For a start, there’s the visual feast of men en pointe, as the corps – of eight rather than the usual 24 - first appears in Act Two of Swan Lake, one of the few liberties taken with Ivanov’s indelible, unsmotherable choreography. There are the facial expressions, which too few classical dancers bother with enough; sure, these are to make you laugh, and best at that is the distraught Esmeralda of Nina Immobilashvili (Alberto Pretto), lamenting the betrayal of her two-timing officer as Pierre Gregoire (Matthew Poppe as Ilya Bobovnikov) drags her through a Pas de deux. The make-up, as thickly applied to the danseurs – including two piss-blond-wigged princes – as it is to the heavily eye-shadowed ballerinas makes most of the ensemble look like a cross between Grayson Perry’s Claire and Bianca Del Rio, hilariously insulting winner of RuPaul’s Drag Race.

The Trocks' Corsaire Pas de deuxThere are classic performances: I imagine balletomanes will be flocking to see the many dancers who’ve joined the cast since the company was last here five years ago, just as they notch up every principle couple in every run over the road at the Royal Opera House. Alla Snizova (Carlos Hopuy) is charming in the Pas de deux from Le Corsaire, but upstaged by her show-offy partner with his extra acrobatics, Araf Legupski (Laszlo Major, pictured above with Hopuy – “Farukh Ruzimatov” whispered the man in front to his neighbour).

Nadia Doumiafeyva (Philip Martin-Nielson, whose impressive triumph over adversity is recounted in the programme) finds regal poise as well as pique with her prince as Odette. Eugenia Repelskii (Joshua Thake) milks the fluttering long-arm gestures, shedding feathers by the ton, as the Dying Swan. And the fairest of them all is Yekaterina Verbosovich (Chase Johnsey), as pretty as Tamara Rojo in the big Paquita sequence, where the Prince is even more hapless and the corps is now upped to 12.

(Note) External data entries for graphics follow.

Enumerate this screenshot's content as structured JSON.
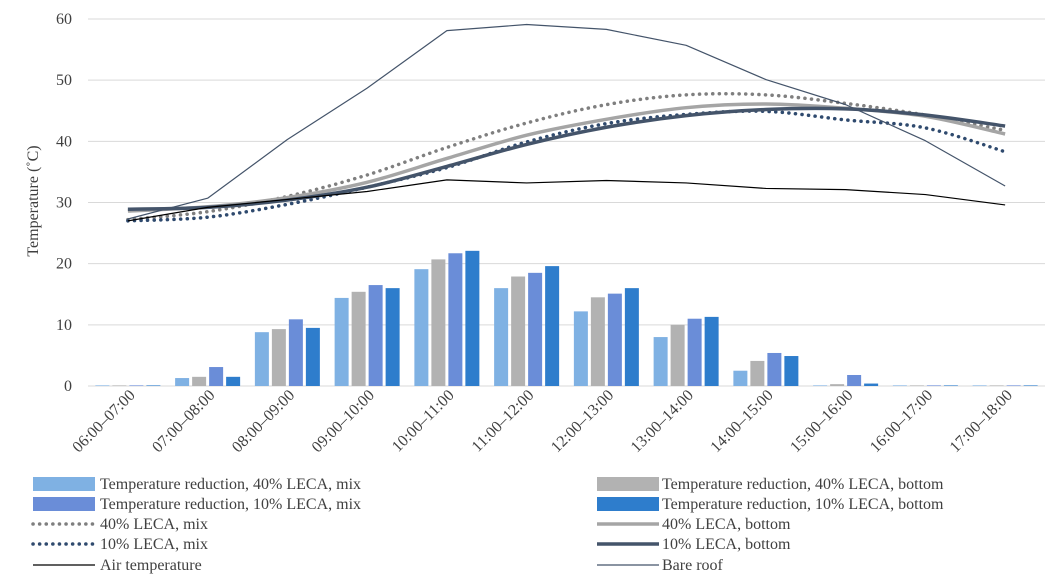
{
  "chart_data": {
    "type": "bar+line",
    "title": "",
    "xlabel": "",
    "ylabel": "Temperature (˚C)",
    "ylim": [
      0,
      60
    ],
    "yticks": [
      0,
      10,
      20,
      30,
      40,
      50,
      60
    ],
    "grid": "horizontal",
    "legend_position": "bottom",
    "categories": [
      "06:00–07:00",
      "07:00–08:00",
      "08:00–09:00",
      "09:00–10:00",
      "10:00–11:00",
      "11:00–12:00",
      "12:00–13:00",
      "13:00–14:00",
      "14:00–15:00",
      "15:00–16:00",
      "16:00–17:00",
      "17:00–18:00"
    ],
    "bar_series": [
      {
        "name": "Temperature reduction, 40% LECA, mix",
        "color": "#7fb1e3",
        "values": [
          0,
          1.3,
          8.8,
          14.4,
          19.1,
          16.0,
          12.2,
          8.0,
          2.5,
          0,
          0,
          0
        ]
      },
      {
        "name": "Temperature reduction,  40% LECA, bottom",
        "color": "#b2b2b2",
        "values": [
          0,
          1.5,
          9.3,
          15.4,
          20.7,
          17.9,
          14.5,
          10.0,
          4.1,
          0.3,
          0,
          0
        ]
      },
      {
        "name": "Temperature reduction,  10% LECA, mix",
        "color": "#6a8dd8",
        "values": [
          0,
          3.1,
          10.9,
          16.5,
          21.7,
          18.5,
          15.1,
          11.0,
          5.4,
          1.8,
          0,
          0
        ]
      },
      {
        "name": "Temperature reduction,  10% LECA, bottom",
        "color": "#2e7dcc",
        "values": [
          0,
          1.5,
          9.5,
          16.0,
          22.1,
          19.6,
          16.0,
          11.3,
          4.9,
          0.4,
          0,
          0
        ]
      }
    ],
    "line_series": [
      {
        "name": "40% LECA, mix",
        "color": "#7f7f7f",
        "style": "dotted",
        "width": 3.5,
        "values": [
          27.2,
          28.5,
          31.0,
          34.5,
          39.0,
          43.0,
          46.0,
          47.6,
          47.6,
          46.2,
          44.3,
          41.8
        ]
      },
      {
        "name": "40% LECA, bottom",
        "color": "#a5a5a5",
        "style": "solid",
        "width": 3.5,
        "values": [
          28.6,
          29.3,
          30.8,
          33.3,
          37.2,
          41.0,
          43.6,
          45.5,
          46.1,
          45.4,
          44.1,
          41.2
        ]
      },
      {
        "name": "10% LECA, mix",
        "color": "#2f4a6e",
        "style": "dotted",
        "width": 3.5,
        "values": [
          27.0,
          27.6,
          29.7,
          32.5,
          35.7,
          39.9,
          42.9,
          44.4,
          44.9,
          43.5,
          42.2,
          38.3
        ]
      },
      {
        "name": "10% LECA, bottom",
        "color": "#44546a",
        "style": "solid",
        "width": 3.5,
        "values": [
          28.9,
          29.2,
          30.4,
          32.5,
          35.9,
          39.5,
          42.3,
          44.2,
          45.2,
          45.3,
          44.3,
          42.5
        ]
      },
      {
        "name": "Air temperature",
        "color": "#000000",
        "style": "solid",
        "width": 1.2,
        "values": [
          27.0,
          29.2,
          30.5,
          31.8,
          33.7,
          33.2,
          33.6,
          33.2,
          32.3,
          32.1,
          31.3,
          29.6
        ]
      },
      {
        "name": "Bare roof",
        "color": "#44546a",
        "style": "solid",
        "width": 1.2,
        "values": [
          27.3,
          30.7,
          40.3,
          48.7,
          58.1,
          59.1,
          58.3,
          55.7,
          50.1,
          46.0,
          40.1,
          32.7
        ]
      }
    ]
  }
}
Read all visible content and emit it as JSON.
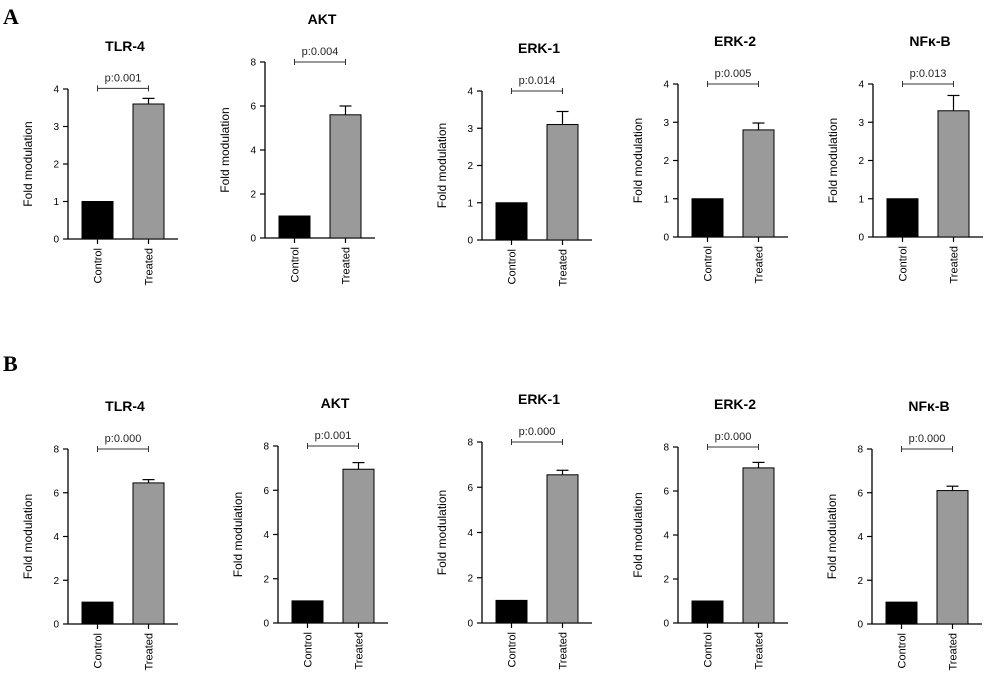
{
  "panels": [
    {
      "letter": "A"
    },
    {
      "letter": "B"
    }
  ],
  "styles": {
    "control_color": "#000000",
    "treated_color": "#9a9a9a",
    "axis_color": "#000000"
  },
  "chart_data": [
    {
      "panel": "A",
      "type": "bar",
      "title": "TLR-4",
      "ylabel": "Fold modulation",
      "xlabel": "",
      "categories": [
        "Control",
        "Treated"
      ],
      "values": [
        1,
        3.6
      ],
      "errors": [
        0,
        0.15
      ],
      "ylim": [
        0,
        4
      ],
      "yticks": [
        0,
        1,
        2,
        3,
        4
      ],
      "annotation": "p:0.001",
      "grid": false
    },
    {
      "panel": "A",
      "type": "bar",
      "title": "AKT",
      "ylabel": "Fold modulation",
      "xlabel": "",
      "categories": [
        "Control",
        "Treated"
      ],
      "values": [
        1,
        5.6
      ],
      "errors": [
        0,
        0.4
      ],
      "ylim": [
        0,
        8
      ],
      "yticks": [
        0,
        2,
        4,
        6,
        8
      ],
      "annotation": "p:0.004",
      "grid": false
    },
    {
      "panel": "A",
      "type": "bar",
      "title": "ERK-1",
      "ylabel": "Fold modulation",
      "xlabel": "",
      "categories": [
        "Control",
        "Treated"
      ],
      "values": [
        1,
        3.1
      ],
      "errors": [
        0,
        0.35
      ],
      "ylim": [
        0,
        4
      ],
      "yticks": [
        0,
        1,
        2,
        3,
        4
      ],
      "annotation": "p:0.014",
      "grid": false
    },
    {
      "panel": "A",
      "type": "bar",
      "title": "ERK-2",
      "ylabel": "Fold modulation",
      "xlabel": "",
      "categories": [
        "Control",
        "Treated"
      ],
      "values": [
        1,
        2.8
      ],
      "errors": [
        0,
        0.18
      ],
      "ylim": [
        0,
        4
      ],
      "yticks": [
        0,
        1,
        2,
        3,
        4
      ],
      "annotation": "p:0.005",
      "grid": false
    },
    {
      "panel": "A",
      "type": "bar",
      "title": "NFκ-B",
      "ylabel": "Fold modulation",
      "xlabel": "",
      "categories": [
        "Control",
        "Treated"
      ],
      "values": [
        1,
        3.3
      ],
      "errors": [
        0,
        0.4
      ],
      "ylim": [
        0,
        4
      ],
      "yticks": [
        0,
        1,
        2,
        3,
        4
      ],
      "annotation": "p:0.013",
      "grid": false
    },
    {
      "panel": "B",
      "type": "bar",
      "title": "TLR-4",
      "ylabel": "Fold modulation",
      "xlabel": "",
      "categories": [
        "Control",
        "Treated"
      ],
      "values": [
        1,
        6.45
      ],
      "errors": [
        0,
        0.15
      ],
      "ylim": [
        0,
        8
      ],
      "yticks": [
        0,
        2,
        4,
        6,
        8
      ],
      "annotation": "p:0.000",
      "grid": false
    },
    {
      "panel": "B",
      "type": "bar",
      "title": "AKT",
      "ylabel": "Fold modulation",
      "xlabel": "",
      "categories": [
        "Control",
        "Treated"
      ],
      "values": [
        1,
        6.95
      ],
      "errors": [
        0,
        0.3
      ],
      "ylim": [
        0,
        8
      ],
      "yticks": [
        0,
        2,
        4,
        6,
        8
      ],
      "annotation": "p:0.001",
      "grid": false
    },
    {
      "panel": "B",
      "type": "bar",
      "title": "ERK-1",
      "ylabel": "Fold modulation",
      "xlabel": "",
      "categories": [
        "Control",
        "Treated"
      ],
      "values": [
        1,
        6.55
      ],
      "errors": [
        0,
        0.2
      ],
      "ylim": [
        0,
        8
      ],
      "yticks": [
        0,
        2,
        4,
        6,
        8
      ],
      "annotation": "p:0.000",
      "grid": false
    },
    {
      "panel": "B",
      "type": "bar",
      "title": "ERK-2",
      "ylabel": "Fold modulation",
      "xlabel": "",
      "categories": [
        "Control",
        "Treated"
      ],
      "values": [
        1,
        7.05
      ],
      "errors": [
        0,
        0.25
      ],
      "ylim": [
        0,
        8
      ],
      "yticks": [
        0,
        2,
        4,
        6,
        8
      ],
      "annotation": "p:0.000",
      "grid": false
    },
    {
      "panel": "B",
      "type": "bar",
      "title": "NFκ-B",
      "ylabel": "Fold modulation",
      "xlabel": "",
      "categories": [
        "Control",
        "Treated"
      ],
      "values": [
        1,
        6.1
      ],
      "errors": [
        0,
        0.2
      ],
      "ylim": [
        0,
        8
      ],
      "yticks": [
        0,
        2,
        4,
        6,
        8
      ],
      "annotation": "p:0.000",
      "grid": false
    }
  ]
}
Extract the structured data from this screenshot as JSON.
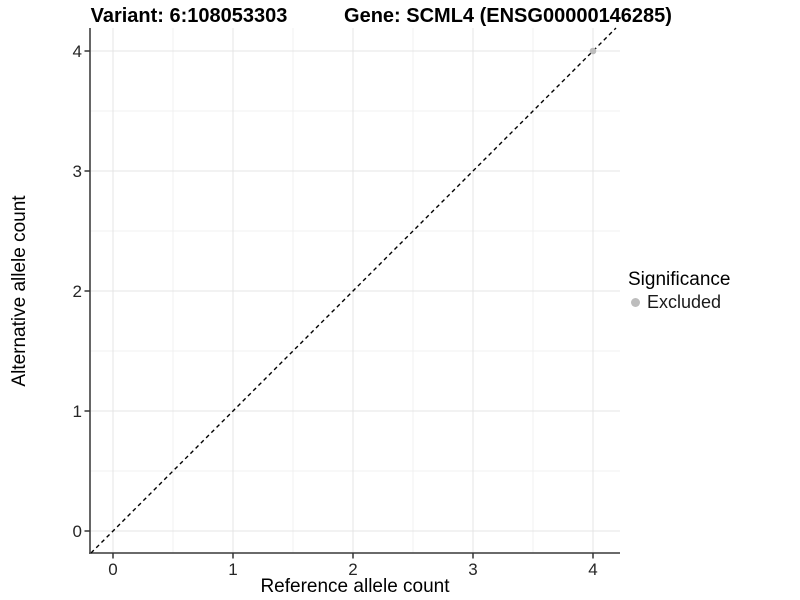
{
  "chart_data": {
    "type": "scatter",
    "title_left": "Variant: 6:108053303",
    "title_right": "Gene: SCML4 (ENSG00000146285)",
    "xlabel": "Reference allele count",
    "ylabel": "Alternative allele count",
    "x_ticks": [
      0,
      1,
      2,
      3,
      4
    ],
    "y_ticks": [
      0,
      1,
      2,
      3,
      4
    ],
    "x_minor_ticks": [
      0.5,
      1.5,
      2.5,
      3.5
    ],
    "y_minor_ticks": [
      0.5,
      1.5,
      2.5,
      3.5
    ],
    "xlim": [
      -0.19,
      4.23
    ],
    "ylim": [
      -0.18,
      4.19
    ],
    "grid": "on",
    "identity_line": {
      "slope": 1,
      "intercept": 0,
      "style": "dashed",
      "color": "#000000"
    },
    "series": [
      {
        "name": "Excluded",
        "color": "#bdbdbd",
        "points": [
          [
            4,
            4
          ]
        ]
      }
    ],
    "legend": {
      "title": "Significance",
      "position": "right",
      "items": [
        {
          "label": "Excluded",
          "color": "#bdbdbd"
        }
      ]
    },
    "colors": {
      "grid_major": "#e4e4e4",
      "grid_minor": "#f1f1f1",
      "axis_line": "#555555",
      "tick_mark": "#333333",
      "tick_label": "#262626"
    }
  }
}
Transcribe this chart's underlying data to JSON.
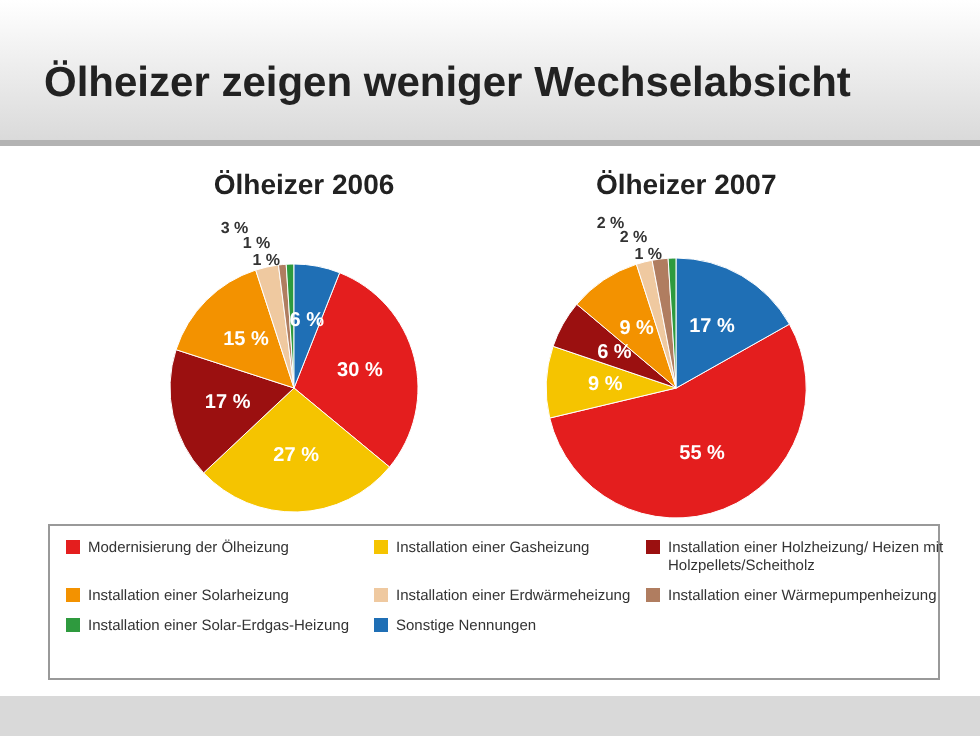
{
  "chart_data": {
    "type": "pie",
    "title": "Ölheizer zeigen weniger Wechselabsicht",
    "legend": "bottom",
    "categories": [
      "Modernisierung der Ölheizung",
      "Installation einer Gasheizung",
      "Installation einer Holzheizung/ Heizen mit Holzpellets/Scheitholz",
      "Installation einer Solarheizung",
      "Installation einer Erdwärmeheizung",
      "Installation einer Wärmepumpenheizung",
      "Installation einer Solar-Erdgas-Heizung",
      "Sonstige Nennungen"
    ],
    "colors": [
      "#e41e1e",
      "#f5c400",
      "#9b1010",
      "#f39200",
      "#efc9a0",
      "#b07d60",
      "#2e9a3e",
      "#1f6fb5"
    ],
    "series": [
      {
        "name": "Ölheizer 2006",
        "values": [
          30,
          27,
          17,
          15,
          3,
          1,
          1,
          6
        ],
        "value_labels": [
          "30 %",
          "27 %",
          "17 %",
          "15 %",
          "3 %",
          "1 %",
          "1 %",
          "6 %"
        ]
      },
      {
        "name": "Ölheizer 2007",
        "values": [
          55,
          9,
          6,
          9,
          2,
          2,
          1,
          17
        ],
        "value_labels": [
          "55 %",
          "9 %",
          "6 %",
          "9 %",
          "2 %",
          "2 %",
          "1 %",
          "17 %"
        ]
      }
    ]
  }
}
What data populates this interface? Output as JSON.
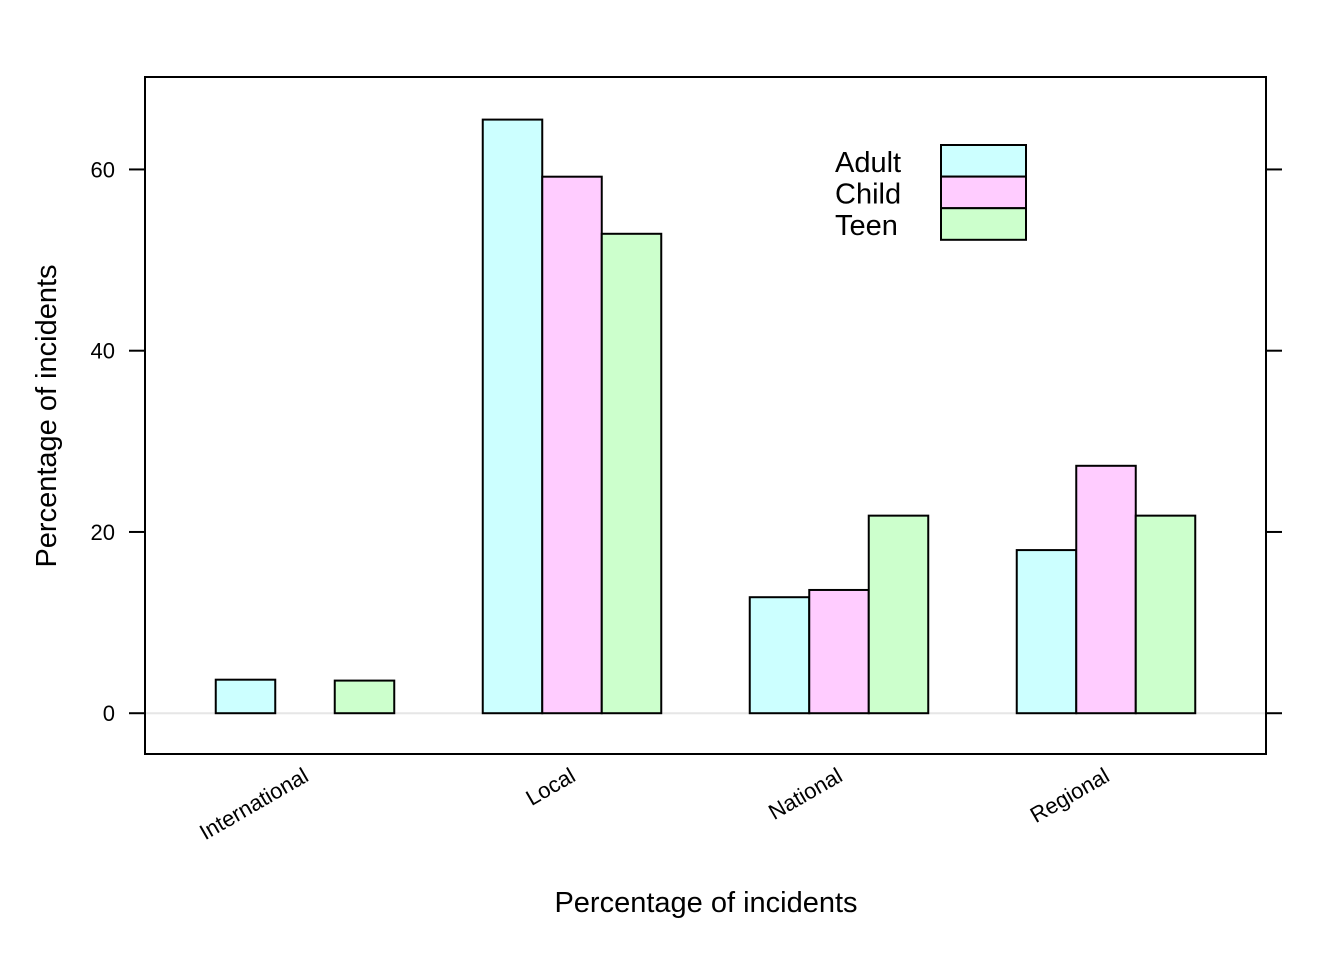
{
  "chart_data": {
    "type": "bar",
    "categories": [
      "International",
      "Local",
      "National",
      "Regional"
    ],
    "series": [
      {
        "name": "Adult",
        "color": "#ccffff",
        "values": [
          3.7,
          65.5,
          12.8,
          18.0
        ]
      },
      {
        "name": "Child",
        "color": "#ffccff",
        "values": [
          0,
          59.2,
          13.6,
          27.3
        ]
      },
      {
        "name": "Teen",
        "color": "#ccffcc",
        "values": [
          3.6,
          52.9,
          21.8,
          21.8
        ]
      }
    ],
    "title": "",
    "xlabel": "Percentage of incidents",
    "ylabel": "Percentage of incidents",
    "ylim": [
      -4.5,
      70.2
    ],
    "yticks": [
      0,
      20,
      40,
      60
    ],
    "legend_position": "top-right",
    "grid": false,
    "reference_line_y": 0,
    "reference_line_color": "#e6e6e6"
  }
}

The Trocks in EsmeraldaSome of the fun is predictable, but kept to a minimum. We frequently get the one-in-four (or more) who’s out of line, but the adjustment to face the same direction as the others is consummately done by Duane Gosa in Paquita. There’s not too much dropping of the prima ballerina, and a few telling swipes at 19th century absurdity: the tambourine nonsense in Esmeralda (pictured left), the ludicrous interventions of Siegfried’s friend Benno (Raffaelle Mora as Pepe Dufka) in the Pas de deux that originally wasn’t, and the pitiful lack of show for the prince himself, Paolo Cerverella as another of the Legupskis presenting across the stage without doing anything.

The audience did seem, frankly, to laugh at anything – the follow-spot business isn’t funny – and I wonder just how much has been added in the 18 years since I last saw the company. The canned music, though the performances are fine, is distortingly loud as usual; the Trocks are good enough to have a real pit band, but I guess that would be too expensive on tour. Excellent programme, by the way, with group photos of ballerinas, danseurs and the lads uncostumed a clever way of setting up biographies fake and real.

As in classical ballet, I lost focus a bit into the Paquita variations, only one of which is funny, and I’d like to see what the dancers can do with Balanchine and Merce Cunningham "homages" in their second programme. That you can catch in the second week at the Peacock starting on 22 September, or on a UK tour which should win the Trocks many new friends. See them at least once; there’s no ballet team quite like them.